Lo siguiente fue una pequeña aventura en la cocina preparando una gran cena para ellas 3. Se divertían mientras preparaban la comida y provocaban uno que otro momento gracioso o chistoso. Al final los resultados fueron positivos, las 3 chicas disfrutaron de una buena cena y después de un rato decidieron ir a sus respectivas habitaciones para culminar con un domingo normal y perfecto; y a su vez culminando con un fin de semana de maravilla. Un fin de semana que estas tres chicas no olvidarán nunca.

–Fue un día hermoso, un fin de semana muy bello ¿no crees Haruka?– Decía Yuu con mucha alegría.
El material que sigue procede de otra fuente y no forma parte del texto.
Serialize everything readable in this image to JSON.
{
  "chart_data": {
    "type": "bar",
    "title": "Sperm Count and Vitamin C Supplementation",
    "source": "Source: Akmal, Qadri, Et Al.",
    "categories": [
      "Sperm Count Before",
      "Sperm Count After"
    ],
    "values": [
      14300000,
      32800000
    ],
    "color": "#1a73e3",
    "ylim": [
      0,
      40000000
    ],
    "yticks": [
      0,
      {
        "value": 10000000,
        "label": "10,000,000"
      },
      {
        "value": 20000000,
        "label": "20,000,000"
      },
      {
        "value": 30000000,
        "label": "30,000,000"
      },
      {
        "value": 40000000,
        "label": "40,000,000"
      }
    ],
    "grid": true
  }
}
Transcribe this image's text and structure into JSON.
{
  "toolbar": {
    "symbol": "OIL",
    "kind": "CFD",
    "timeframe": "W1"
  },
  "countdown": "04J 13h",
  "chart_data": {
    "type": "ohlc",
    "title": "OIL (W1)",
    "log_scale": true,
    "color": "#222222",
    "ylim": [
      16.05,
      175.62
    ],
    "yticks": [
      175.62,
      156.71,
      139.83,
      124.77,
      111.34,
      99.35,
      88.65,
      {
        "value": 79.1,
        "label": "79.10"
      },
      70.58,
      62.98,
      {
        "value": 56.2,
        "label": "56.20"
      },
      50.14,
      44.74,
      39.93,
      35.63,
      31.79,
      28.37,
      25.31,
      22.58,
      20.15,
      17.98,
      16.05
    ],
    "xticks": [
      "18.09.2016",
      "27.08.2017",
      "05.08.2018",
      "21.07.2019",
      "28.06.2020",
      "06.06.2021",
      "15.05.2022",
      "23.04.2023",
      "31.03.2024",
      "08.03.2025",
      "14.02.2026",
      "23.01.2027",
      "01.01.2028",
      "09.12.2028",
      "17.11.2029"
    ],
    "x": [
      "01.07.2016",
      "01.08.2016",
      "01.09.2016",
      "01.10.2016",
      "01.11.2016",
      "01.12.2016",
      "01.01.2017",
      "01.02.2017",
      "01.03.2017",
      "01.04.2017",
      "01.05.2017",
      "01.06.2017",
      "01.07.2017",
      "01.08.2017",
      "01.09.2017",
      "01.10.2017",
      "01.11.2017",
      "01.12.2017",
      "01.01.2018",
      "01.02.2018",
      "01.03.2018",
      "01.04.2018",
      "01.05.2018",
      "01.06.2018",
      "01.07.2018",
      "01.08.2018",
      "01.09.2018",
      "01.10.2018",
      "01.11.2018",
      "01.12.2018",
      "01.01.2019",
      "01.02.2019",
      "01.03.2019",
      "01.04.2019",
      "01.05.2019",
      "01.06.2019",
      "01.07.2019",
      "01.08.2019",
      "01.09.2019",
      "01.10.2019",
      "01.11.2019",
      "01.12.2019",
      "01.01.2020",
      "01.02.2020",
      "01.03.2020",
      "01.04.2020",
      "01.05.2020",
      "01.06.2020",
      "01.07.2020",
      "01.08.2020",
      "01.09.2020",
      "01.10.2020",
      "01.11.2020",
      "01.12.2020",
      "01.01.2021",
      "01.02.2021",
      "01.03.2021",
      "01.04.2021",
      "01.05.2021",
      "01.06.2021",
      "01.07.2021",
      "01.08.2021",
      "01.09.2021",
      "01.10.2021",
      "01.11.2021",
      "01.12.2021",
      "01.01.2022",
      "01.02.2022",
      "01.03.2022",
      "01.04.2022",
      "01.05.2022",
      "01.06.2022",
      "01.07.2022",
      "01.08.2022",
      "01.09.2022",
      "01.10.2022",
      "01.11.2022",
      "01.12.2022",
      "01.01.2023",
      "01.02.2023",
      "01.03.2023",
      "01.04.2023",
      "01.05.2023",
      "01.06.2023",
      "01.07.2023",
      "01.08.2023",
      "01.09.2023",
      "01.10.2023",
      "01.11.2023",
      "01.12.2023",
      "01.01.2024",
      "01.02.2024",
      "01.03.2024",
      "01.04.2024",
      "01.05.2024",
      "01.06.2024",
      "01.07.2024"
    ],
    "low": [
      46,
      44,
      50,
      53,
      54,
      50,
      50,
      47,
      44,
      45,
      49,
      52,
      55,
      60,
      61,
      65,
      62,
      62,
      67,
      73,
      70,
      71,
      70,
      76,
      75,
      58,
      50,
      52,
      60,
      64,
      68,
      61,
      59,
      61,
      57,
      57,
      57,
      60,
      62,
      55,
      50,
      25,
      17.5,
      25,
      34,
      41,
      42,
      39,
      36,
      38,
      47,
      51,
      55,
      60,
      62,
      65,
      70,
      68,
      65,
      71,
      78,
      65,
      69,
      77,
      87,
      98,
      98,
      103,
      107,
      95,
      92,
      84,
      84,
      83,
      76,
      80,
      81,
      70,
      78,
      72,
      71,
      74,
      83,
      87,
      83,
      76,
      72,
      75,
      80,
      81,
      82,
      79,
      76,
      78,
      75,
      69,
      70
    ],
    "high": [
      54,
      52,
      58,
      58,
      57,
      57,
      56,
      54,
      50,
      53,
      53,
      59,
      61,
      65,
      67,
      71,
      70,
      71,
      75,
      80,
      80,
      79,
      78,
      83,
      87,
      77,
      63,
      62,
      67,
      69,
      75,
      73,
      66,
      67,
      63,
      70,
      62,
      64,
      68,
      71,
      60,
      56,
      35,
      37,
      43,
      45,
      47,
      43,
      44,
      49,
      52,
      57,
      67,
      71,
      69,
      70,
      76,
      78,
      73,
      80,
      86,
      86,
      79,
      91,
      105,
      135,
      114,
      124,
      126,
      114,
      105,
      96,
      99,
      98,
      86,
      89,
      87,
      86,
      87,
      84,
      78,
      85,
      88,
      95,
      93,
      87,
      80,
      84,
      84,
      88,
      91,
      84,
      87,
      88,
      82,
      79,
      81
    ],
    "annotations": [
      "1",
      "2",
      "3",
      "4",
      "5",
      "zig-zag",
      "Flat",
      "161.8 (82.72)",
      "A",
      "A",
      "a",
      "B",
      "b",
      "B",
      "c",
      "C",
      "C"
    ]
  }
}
–Sin duda Yuu-chan. Quisiera que se volviera a repetir. Pero ahora hay que dormir, que mañana volvemos a nuestra rutina escolar– Respondía Haruka

–Cierto, hay que dormir. Buenas noches Haruka~– Decía Yuu mientras le daba un beso a Haruka.

–Buenas noches Yuu-chan~– Correspondía Haruka a Yuu de la misma forma.

Las chicas no olvidarán que tuvieron un fin de semana lleno de amor, sorpresas, diversión y un poco de drama para cierta chica de gafas quien aún se sentía como una persona no correspondida, más no se rendiría y se esforzaría para que su amada ángel granate le correspondiera definitivamente.